Curt Dizon

Personal information
- Full name: Curt-Jordan Perez Dizon
- Date of birth: 4 February 1994 (age 32)
- Place of birth: London, England
- Height: 5 ft 11 in (1.80 m)
- Positions: Winger; forward;

Team information
- Current team: One Taguig
- Number: 19

Youth career
- Crystal Palace

Senior career*
- Years: Team / Apps / (Gls)
- 2013: Gimnástica Segoviana / 1 / (0)
- 2014–2015: Global
- 2015–2017: Meralco Manila / 28 / (7)
- 2018: Global Cebu / 6 / (0)
- 2018–2019: Ceres–Negros / 7 / (5)
- 2019: Chonburi / 2 / (0)
- 2020: Azkals Development Team / 0 / (0)
- 2020–2021: Ratchaburi Mitr Phol / 0 / (0)
- 2021–2023: United City / 9 / (2)
- 2023: Penang / 1 / (0)
- 2023–2024: Kaya F.C.–Iloilo / 0 / (0)
- 2024: United City / 3 / (1)
- 2024–2025: Loyola / 16 / (0)
- 2025–: One Taguig / 11 / (1)

International career^{‡}
- 2015–2018: Philippines U23 / 4 / (0)
- 2014–: Philippines / 19 / (1)

= Curt Dizon =

Filipino footballer

Curt-Jordan Perez Dizon (born 4 February 1994) is a professional footballer who plays as a winger or a forward for Philippines Football League club One Taguig. Born in England, he plays for the Philippines national team.

==Early life==
Curt Dizon is the son of two Filipino parents, Cris Dizon and Joy Perez. He was born and raised in London.

==Club career==
Before heading to the Philippines, his football career started off in a local team where he was spotted by Brunswick, which soon became his next club. After a long run at Brunswick, Dizon was scouted and signed for Crystal Palace F.C. and played for the Under-16s team.

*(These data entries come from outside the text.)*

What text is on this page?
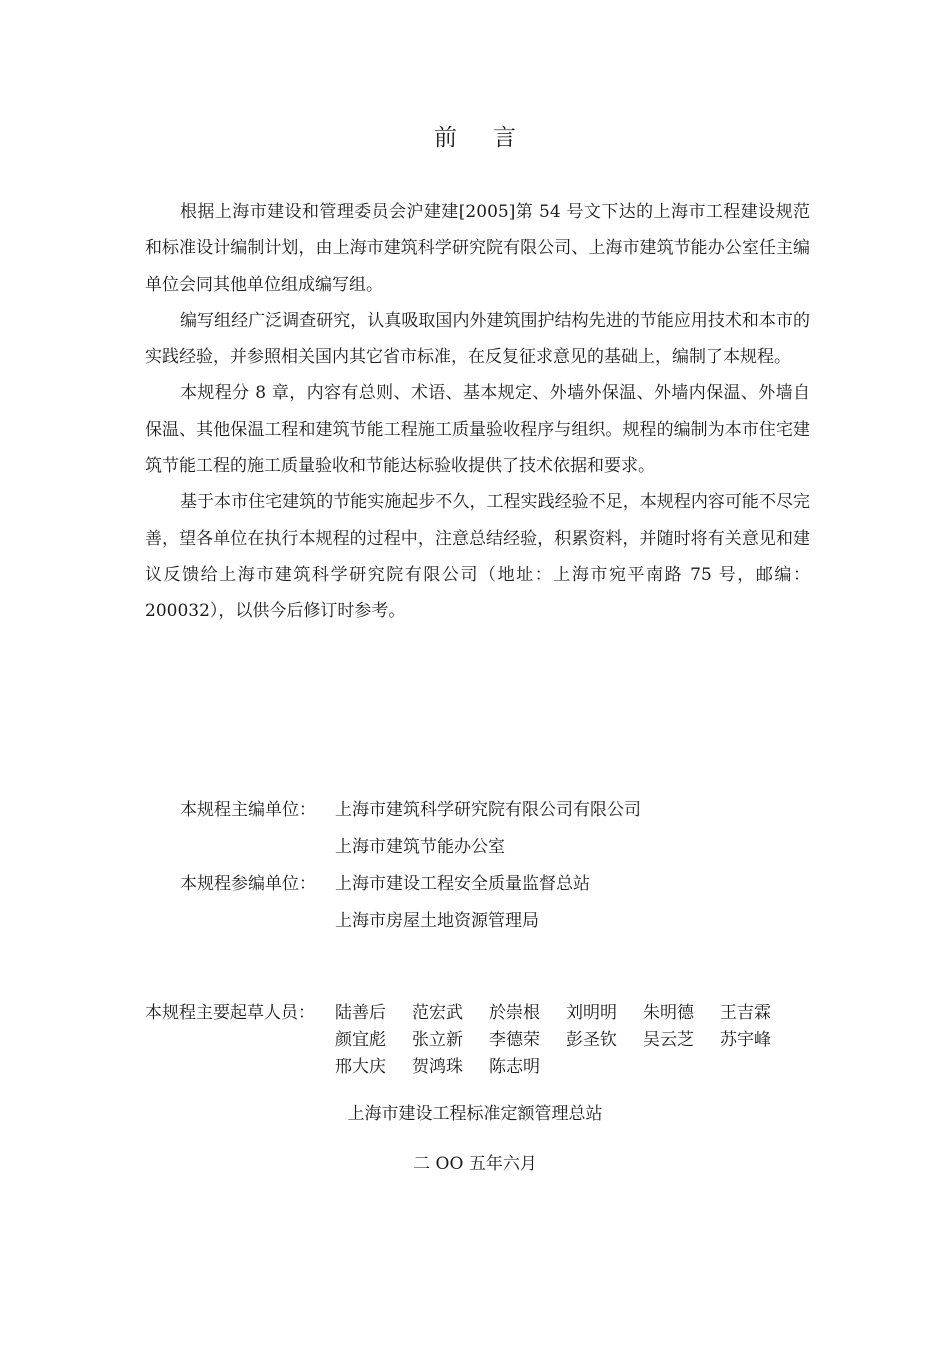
前言

根据上海市建设和管理委员会沪建建[2005]第 54 号文下达的上海市工程建设规范和标准设计编制计划，由上海市建筑科学研究院有限公司、上海市建筑节能办公室任主编单位会同其他单位组成编写组。

编写组经广泛调查研究，认真吸取国内外建筑围护结构先进的节能应用技术和本市的实践经验，并参照相关国内其它省市标准，在反复征求意见的基础上，编制了本规程。

本规程分 8 章，内容有总则、术语、基本规定、外墙外保温、外墙内保温、外墙自保温、其他保温工程和建筑节能工程施工质量验收程序与组织。规程的编制为本市住宅建筑节能工程的施工质量验收和节能达标验收提供了技术依据和要求。

基于本市住宅建筑的节能实施起步不久，工程实践经验不足，本规程内容可能不尽完善，望各单位在执行本规程的过程中，注意总结经验，积累资料，并随时将有关意见和建议反馈给上海市建筑科学研究院有限公司（地址：上海市宛平南路 75 号，邮编：200032），以供今后修订时参考。

本规程主编单位：	上海市建筑科学研究院有限公司有限公司
上海市建筑节能办公室
本规程参编单位：	上海市建设工程安全质量监督总站
上海市房屋土地资源管理局
本规程主要起草人员：	陆善后	范宏武	於崇根	刘明明	朱明德	王吉霖
颜宜彪	张立新	李德荣	彭圣钦	吴云芝	苏宇峰
邢大庆	贺鸿珠	陈志明
上海市建设工程标准定额管理总站
二 OO 五年六月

Dizon then played for Gimnástica Segoviana CF in Spain when he was 19. After being called up to the national team in early 2014, Dizon signed for Global F.C. of the United Football League. The following year, Global and Loyola Meralco Sparks F.C. came to an agreement to transfer Dizon in exchange of Loyola's midfielder Matthew Hartmann. Loyola changed its name to F.C. Meralco Manila when it joined the Philippines Football League in 2017.

On 6 May 2017, Dizon became the first-ever scorer of the newly inaugurated Philippines Football League (PFL), converting Alvin Sarmiento's pass in the 9th minute against Stallion Laguna. He was left without a club after Meralco Manila was disbanded in January 2018.

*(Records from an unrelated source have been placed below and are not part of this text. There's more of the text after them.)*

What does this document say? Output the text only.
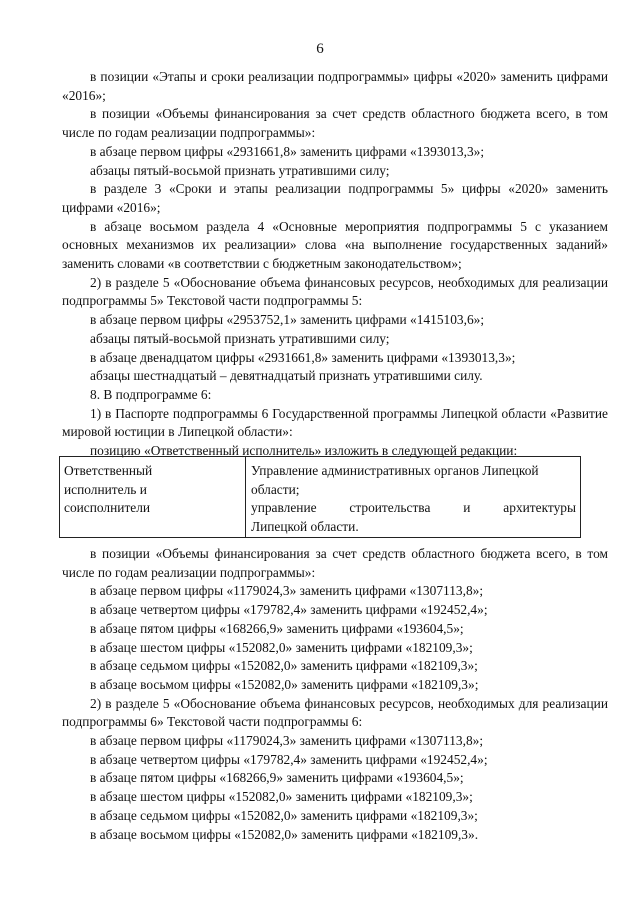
6

в позиции «Этапы и сроки реализации подпрограммы» цифры «2020» заменить цифрами «2016»;

в позиции «Объемы финансирования за счет средств областного бюджета всего, в том числе по годам реализации подпрограммы»:

в абзаце первом цифры «2931661,8» заменить цифрами «1393013,3»;

абзацы пятый-восьмой признать утратившими силу;

в разделе 3 «Сроки и этапы реализации подпрограммы 5» цифры «2020» заменить цифрами «2016»;

в абзаце восьмом раздела 4 «Основные мероприятия подпрограммы 5 с указанием основных механизмов их реализации» слова «на выполнение государственных заданий» заменить словами «в соответствии с бюджетным законодательством»;

2) в разделе 5 «Обоснование объема финансовых ресурсов, необходимых для реализации подпрограммы 5» Текстовой части подпрограммы 5:

в абзаце первом цифры «2953752,1» заменить цифрами «1415103,6»;

абзацы пятый-восьмой признать утратившими силу;

в абзаце двенадцатом цифры «2931661,8» заменить цифрами «1393013,3»;

абзацы шестнадцатый – девятнадцатый признать утратившими силу.

8. В подпрограмме 6:

1) в Паспорте подпрограммы 6 Государственной программы Липецкой области «Развитие мировой юстиции в Липецкой области»:

позицию «Ответственный исполнитель» изложить в следующей редакции:

Ответственный
исполнитель и
соисполнители
Управление административных органов Липецкой
области;
управление строительства и архитектуры
Липецкой области.

в позиции «Объемы финансирования за счет средств областного бюджета всего, в том числе по годам реализации подпрограммы»:

в абзаце первом цифры «1179024,3» заменить цифрами «1307113,8»;

в абзаце четвертом цифры «179782,4» заменить цифрами «192452,4»;

в абзаце пятом цифры «168266,9» заменить цифрами «193604,5»;

в абзаце шестом цифры «152082,0» заменить цифрами «182109,3»;

в абзаце седьмом цифры «152082,0» заменить цифрами «182109,3»;

в абзаце восьмом цифры «152082,0» заменить цифрами «182109,3»;

2) в разделе 5 «Обоснование объема финансовых ресурсов, необходимых для реализации подпрограммы 6» Текстовой части подпрограммы 6:

в абзаце первом цифры «1179024,3» заменить цифрами «1307113,8»;

в абзаце четвертом цифры «179782,4» заменить цифрами «192452,4»;

в абзаце пятом цифры «168266,9» заменить цифрами «193604,5»;

в абзаце шестом цифры «152082,0» заменить цифрами «182109,3»;

в абзаце седьмом цифры «152082,0» заменить цифрами «182109,3»;

в абзаце восьмом цифры «152082,0» заменить цифрами «182109,3».
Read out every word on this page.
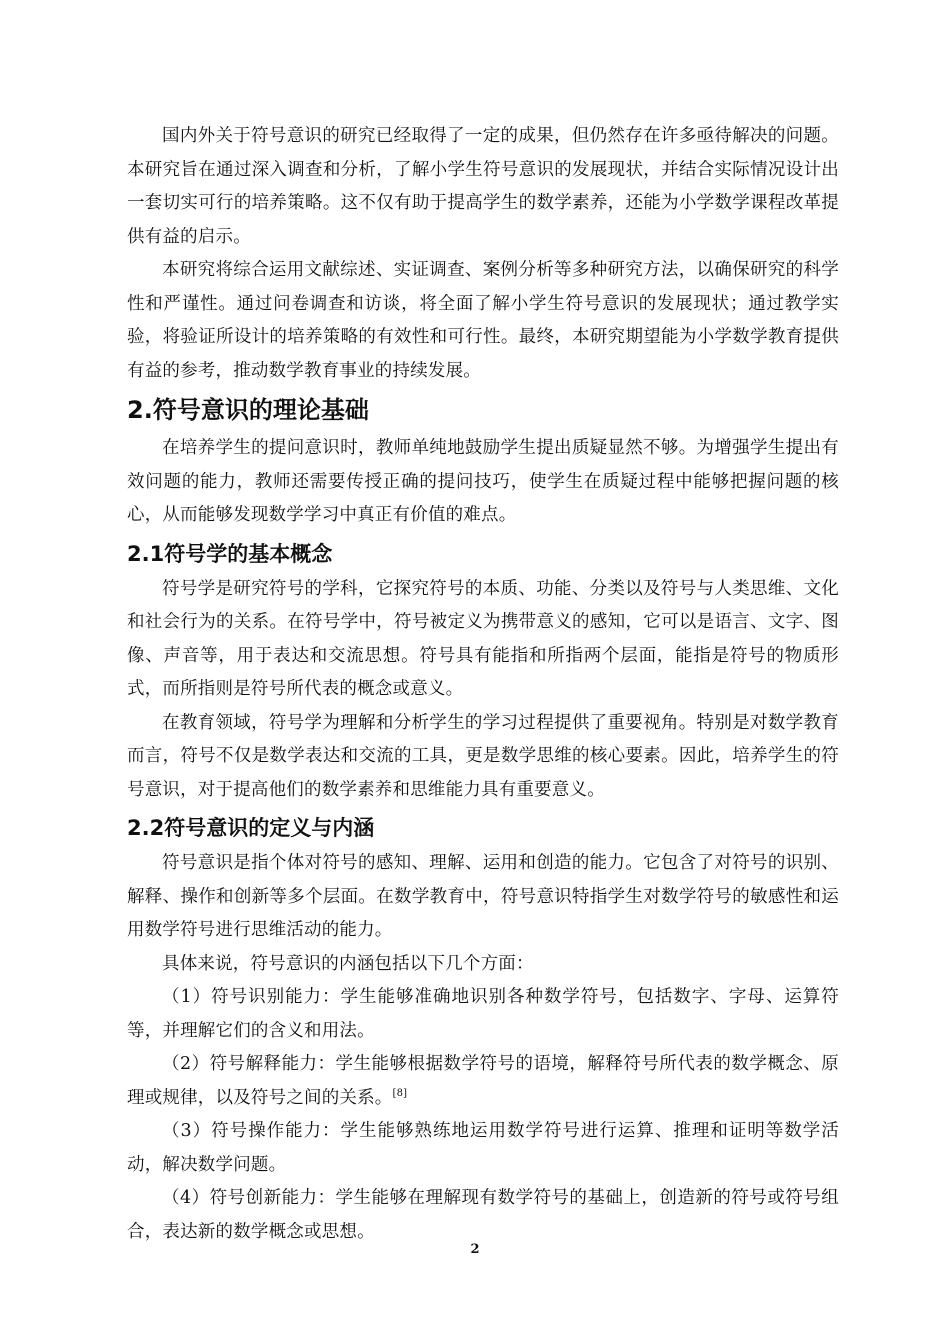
国内外关于符号意识的研究已经取得了一定的成果，但仍然存在许多亟待解决的问题。本研究旨在通过深入调查和分析，了解小学生符号意识的发展现状，并结合实际情况设计出一套切实可行的培养策略。这不仅有助于提高学生的数学素养，还能为小学数学课程改革提供有益的启示。

本研究将综合运用文献综述、实证调查、案例分析等多种研究方法，以确保研究的科学性和严谨性。通过问卷调查和访谈，将全面了解小学生符号意识的发展现状；通过教学实验，将验证所设计的培养策略的有效性和可行性。最终，本研究期望能为小学数学教育提供有益的参考，推动数学教育事业的持续发展。

2.符号意识的理论基础

在培养学生的提问意识时，教师单纯地鼓励学生提出质疑显然不够。为增强学生提出有效问题的能力，教师还需要传授正确的提问技巧，使学生在质疑过程中能够把握问题的核心，从而能够发现数学学习中真正有价值的难点。

2.1符号学的基本概念

符号学是研究符号的学科，它探究符号的本质、功能、分类以及符号与人类思维、文化和社会行为的关系。在符号学中，符号被定义为携带意义的感知，它可以是语言、文字、图像、声音等，用于表达和交流思想。符号具有能指和所指两个层面，能指是符号的物质形式，而所指则是符号所代表的概念或意义。

在教育领域，符号学为理解和分析学生的学习过程提供了重要视角。特别是对数学教育而言，符号不仅是数学表达和交流的工具，更是数学思维的核心要素。因此，培养学生的符号意识，对于提高他们的数学素养和思维能力具有重要意义。

2.2符号意识的定义与内涵

符号意识是指个体对符号的感知、理解、运用和创造的能力。它包含了对符号的识别、解释、操作和创新等多个层面。在数学教育中，符号意识特指学生对数学符号的敏感性和运用数学符号进行思维活动的能力。

具体来说，符号意识的内涵包括以下几个方面：

（1）符号识别能力：学生能够准确地识别各种数学符号，包括数字、字母、运算符等，并理解它们的含义和用法。

（2）符号解释能力：学生能够根据数学符号的语境，解释符号所代表的数学概念、原理或规律，以及符号之间的关系。[8]

（3）符号操作能力：学生能够熟练地运用数学符号进行运算、推理和证明等数学活动，解决数学问题。

（4）符号创新能力：学生能够在理解现有数学符号的基础上，创造新的符号或符号组合，表达新的数学概念或思想。

2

In January 2018, Dizon's former club, Global, now known as Global Cebu F.C., signed him after Meralco Manila's disbandment. The signing was announced through the club's official social media pages.

He was released by Global and signed by Ceres–Negros F.C. in July 2018. The team went on to win the Philippines Football League that year.

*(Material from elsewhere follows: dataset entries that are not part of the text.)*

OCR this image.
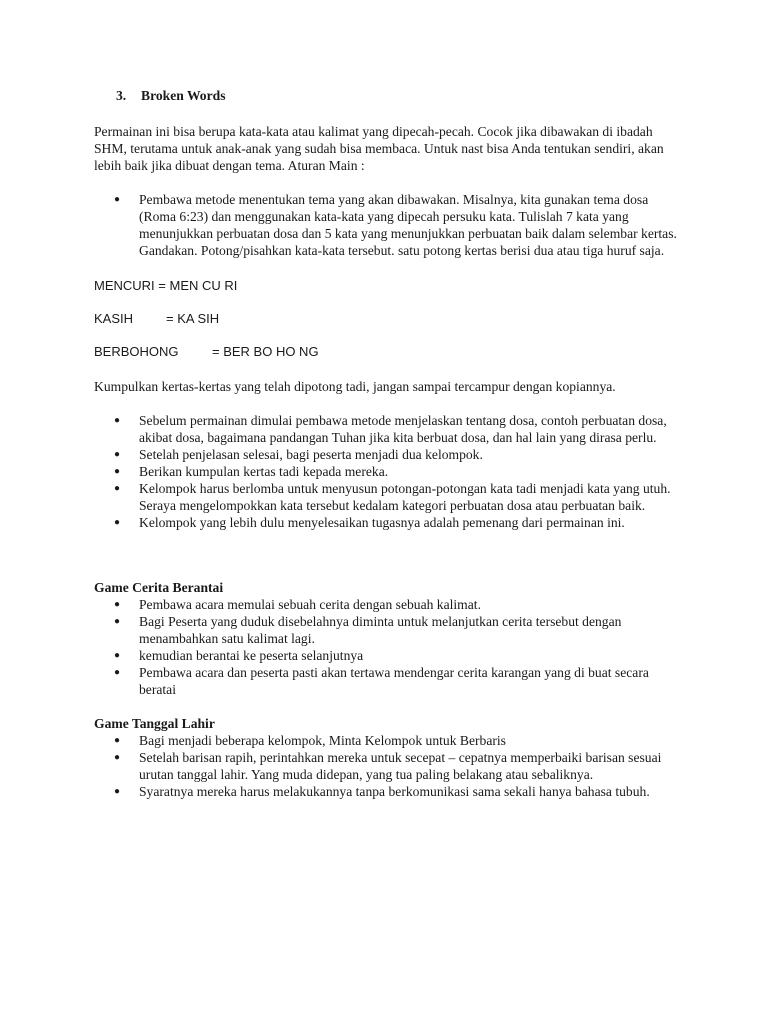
3. Broken Words

Permainan ini bisa berupa kata-kata atau kalimat yang dipecah-pecah. Cocok jika dibawakan di ibadah SHM, terutama untuk anak-anak yang sudah bisa membaca. Untuk nast bisa Anda tentukan sendiri, akan lebih baik jika dibuat dengan tema. Aturan Main :

● Pembawa metode menentukan tema yang akan dibawakan. Misalnya, kita gunakan tema dosa (Roma 6:23) dan menggunakan kata-kata yang dipecah persuku kata. Tulislah 7 kata yang menunjukkan perbuatan dosa dan 5 kata yang menunjukkan perbuatan baik dalam selembar kertas. Gandakan. Potong/pisahkan kata-kata tersebut. satu potong kertas berisi dua atau tiga huruf saja.
MENCURI = MEN CU RI
KASIH	= KA SIH
BERBOHONG	= BER BO HO NG

Kumpulkan kertas-kertas yang telah dipotong tadi, jangan sampai tercampur dengan kopiannya.

● Sebelum permainan dimulai pembawa metode menjelaskan tentang dosa, contoh perbuatan dosa, akibat dosa, bagaimana pandangan Tuhan jika kita berbuat dosa, dan hal lain yang dirasa perlu.
● Setelah penjelasan selesai, bagi peserta menjadi dua kelompok.
● Berikan kumpulan kertas tadi kepada mereka.
● Kelompok harus berlomba untuk menyusun potongan-potongan kata tadi menjadi kata yang utuh. Seraya mengelompokkan kata tersebut kedalam kategori perbuatan dosa atau perbuatan baik.
● Kelompok yang lebih dulu menyelesaikan tugasnya adalah pemenang dari permainan ini.
Game Cerita Berantai
● Pembawa acara memulai sebuah cerita dengan sebuah kalimat.
● Bagi Peserta yang duduk disebelahnya diminta untuk melanjutkan cerita tersebut dengan menambahkan satu kalimat lagi.
● kemudian berantai ke peserta selanjutnya
● Pembawa acara dan peserta pasti akan tertawa mendengar cerita karangan yang di buat secara beratai
Game Tanggal Lahir
● Bagi menjadi beberapa kelompok, Minta Kelompok untuk Berbaris
● Setelah barisan rapih, perintahkan mereka untuk secepat – cepatnya memperbaiki barisan sesuai urutan tanggal lahir. Yang muda didepan, yang tua paling belakang atau sebaliknya.
● Syaratnya mereka harus melakukannya tanpa berkomunikasi sama sekali hanya bahasa tubuh.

In July 2019, Dizon joined Chonburi in the Thai League 1.

In February 2020, Philippines national team manager Dan Palami announced that Dizon would join the Azkals Development Team (ADT), a new team that was set to participate in the 2020 season of the Philippines Football League. However, when the season began in October, he was not in the squad.

In December 2020, Dizon and OJ Porteria were signed by Ratchaburi Mitr Phol in the Thai League 1.

In 22 December 2022, Dizon was announced that he will signed for Penang. On 10 May 2023, Dizon was announced he has reached an agreement with the club to terminate his current contract and leave Penang.

==International career==
Dizon scored in his debut with the Philippines on 11 April 2014 in a 3-0 home win against Nepal.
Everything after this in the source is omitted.